Desde
cerca das 06h00 da madrugada de hoje que o “Pelé”, um
figurante que deambula habitualmente embriagado pela Baixa, morador
na zona de Tovim, distribuiu gratuitamente pelas ruas estreitas
gritos embrulhados em impropérios e com laçarote de vernáculo puro
e duro dos campos.
Por
volta das 07h00 abasteceu-se num estabelecimento de um pacote de
tinto e batatas fritas para fazer frente à manhã, que, pelo sim,
pelo não, podia apresentar-se tórrida.
Apesar
do “Pelé” ser de constituição rechonchuda, o esforço
físico durante a alvorada tinha sido demasiado e, diz-nos a
sociologia, até os grandes são vencidos pela fadiga. Vai daí o
nosso homem, sentando-se numa esplanada no Largo do Poço, de pés
sujos e com chinelos de enfiar no dedo, camisola com manchas de vinho
a mostrar uma barriga desenvolvida, adormeceu na liturgia dos justos
durante cerca de duas horas. Mas como é normal há sempre um
invejoso que não pode ver um anjo dormir e foi o que
aconteceu. Sabendo-se que nunca se deve acordar um sonâmbulo pelas
consequências imprevisíveis, ali não se tomou atenção à
sabedoria popular. Resultado: o “Péle”, sentindo-se
violentado no seu legítimo descanso, acordou sobressaltado e, como
touro enraivecido, lá mandou uma mesa e umas cadeiras pelo ar. Coisa
pouca, está de ver! Somente um agitar na brisa ligeira de uma rotina
diária numa zona pacata. Mas estava dado o mote para a entropia,
desordem de um sistema, e alguém chamou a PSP e o INEM.
Veio
uma ambulância com dois para-médicos e vieram dois agentes, ainda
jovens, pacientes, compreensivos com a má disposição de alguém
que tinha sido importunado no seu repouso, e, especula-se, sobretudo
preocupados com a necessidade última de empregar a força física
-já que que na moldura humana que se formou à volta poderia estar
algum membro da Amnistia Internacional ou, sei lá, um simpatizante
do Bloco de Esquerda e estava o caldo entornado. Para além de
poderem ser acusados de alcoolfobia,
ainda poderiam ser indiciados por violência social contra um pobre e
inocente ébrio.
Durante
cerca de meia-hora, entre os agentes e a pipa ambulante, foram
encetadas negociações ao mais alto nível. O diálogo era
cativante. Enquanto os agentes tentavam convencer o bêbado a mudar
de assento, da cadeira para a maca do INEM e para o conduzirem ao
hospital, este mandava-os para o “caralho” e que se fossem
“foder” que ele só ia se quisesse.
E
nem alguns amigos próximos do barril conseguiam fazê-lo mudar de
ideias. O homem estava bem ciente dos seus direitos de cidadania e,
apesar do elevado grau etílico, parecia aperceber-se das
fragilidades dos cívicos.
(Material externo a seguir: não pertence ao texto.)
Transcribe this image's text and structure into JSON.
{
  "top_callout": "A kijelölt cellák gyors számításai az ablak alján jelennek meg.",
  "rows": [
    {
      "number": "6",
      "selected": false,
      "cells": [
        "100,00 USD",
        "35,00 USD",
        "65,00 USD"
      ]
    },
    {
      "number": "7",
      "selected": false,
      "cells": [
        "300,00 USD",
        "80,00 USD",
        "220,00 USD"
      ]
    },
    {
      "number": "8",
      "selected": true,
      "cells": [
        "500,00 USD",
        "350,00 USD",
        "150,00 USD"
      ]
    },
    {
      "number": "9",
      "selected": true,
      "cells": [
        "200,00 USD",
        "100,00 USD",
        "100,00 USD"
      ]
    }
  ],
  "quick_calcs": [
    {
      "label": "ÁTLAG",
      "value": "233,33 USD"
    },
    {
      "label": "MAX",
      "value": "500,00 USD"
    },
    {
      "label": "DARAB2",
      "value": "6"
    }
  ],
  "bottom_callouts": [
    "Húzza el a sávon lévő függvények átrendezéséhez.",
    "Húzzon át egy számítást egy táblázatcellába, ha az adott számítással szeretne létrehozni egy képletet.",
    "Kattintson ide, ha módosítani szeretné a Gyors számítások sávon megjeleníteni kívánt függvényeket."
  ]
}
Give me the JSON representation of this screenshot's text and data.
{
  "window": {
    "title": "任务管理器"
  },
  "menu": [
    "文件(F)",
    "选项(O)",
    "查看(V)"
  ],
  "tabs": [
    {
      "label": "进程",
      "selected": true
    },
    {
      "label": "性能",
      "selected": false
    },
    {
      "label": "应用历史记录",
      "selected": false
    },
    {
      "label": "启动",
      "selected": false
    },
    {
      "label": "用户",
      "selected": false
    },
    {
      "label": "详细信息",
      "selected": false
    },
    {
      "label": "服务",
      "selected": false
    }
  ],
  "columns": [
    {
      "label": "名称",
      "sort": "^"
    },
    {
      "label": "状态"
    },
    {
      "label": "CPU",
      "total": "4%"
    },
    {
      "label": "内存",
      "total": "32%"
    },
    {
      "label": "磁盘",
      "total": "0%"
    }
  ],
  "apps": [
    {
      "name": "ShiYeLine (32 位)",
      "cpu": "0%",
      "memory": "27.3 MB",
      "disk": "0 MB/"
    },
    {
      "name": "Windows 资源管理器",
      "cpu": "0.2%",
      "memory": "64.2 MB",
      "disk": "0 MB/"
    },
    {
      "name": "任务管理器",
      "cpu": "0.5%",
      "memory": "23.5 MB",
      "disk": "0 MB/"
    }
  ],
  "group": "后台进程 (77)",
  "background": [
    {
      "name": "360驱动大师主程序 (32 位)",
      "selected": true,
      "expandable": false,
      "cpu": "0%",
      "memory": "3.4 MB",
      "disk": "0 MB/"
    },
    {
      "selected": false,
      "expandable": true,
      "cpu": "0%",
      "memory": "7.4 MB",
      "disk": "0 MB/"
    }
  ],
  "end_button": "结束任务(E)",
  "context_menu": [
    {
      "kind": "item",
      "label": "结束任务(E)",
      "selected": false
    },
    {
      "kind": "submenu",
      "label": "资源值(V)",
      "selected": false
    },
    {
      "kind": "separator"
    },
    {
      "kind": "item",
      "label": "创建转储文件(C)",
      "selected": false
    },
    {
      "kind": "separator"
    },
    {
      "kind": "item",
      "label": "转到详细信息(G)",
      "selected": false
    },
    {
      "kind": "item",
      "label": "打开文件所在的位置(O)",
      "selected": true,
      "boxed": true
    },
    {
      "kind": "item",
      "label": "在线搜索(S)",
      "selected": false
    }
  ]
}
Ou seja, que ser-se agente policial hoje
não é fácil. Apertados entre um poder político sem direcção, ancorado em ondas que se dividem entre lixar o mexilhão ou a rocha no que toca à segurança interna, entre, alguns,
juízes de tribunais que agem corporativamente e uma colectividade
que só gosta da polícia quando é para resolver questões que lhe diga respeito, adivinha-se para onde caminha a deriva.
Mas
como todas as histórias têm sempre um final, às vezes feliz, esta
correu pelo melhor. Sem ser preciso chamar mais agentes do corpo de
intervenção e mais uma ambulância,
o
“Pelé”, como grande campeão que se preze, esteve à
altura das circunstâncias e só não levou com uma estrondosa salva
de palmas do público porque o ruído poderia acordar os pombos nos
beirais em redor que, como se calcula, passaram uma noite em
sobressalto. Coitadinhos dos animais!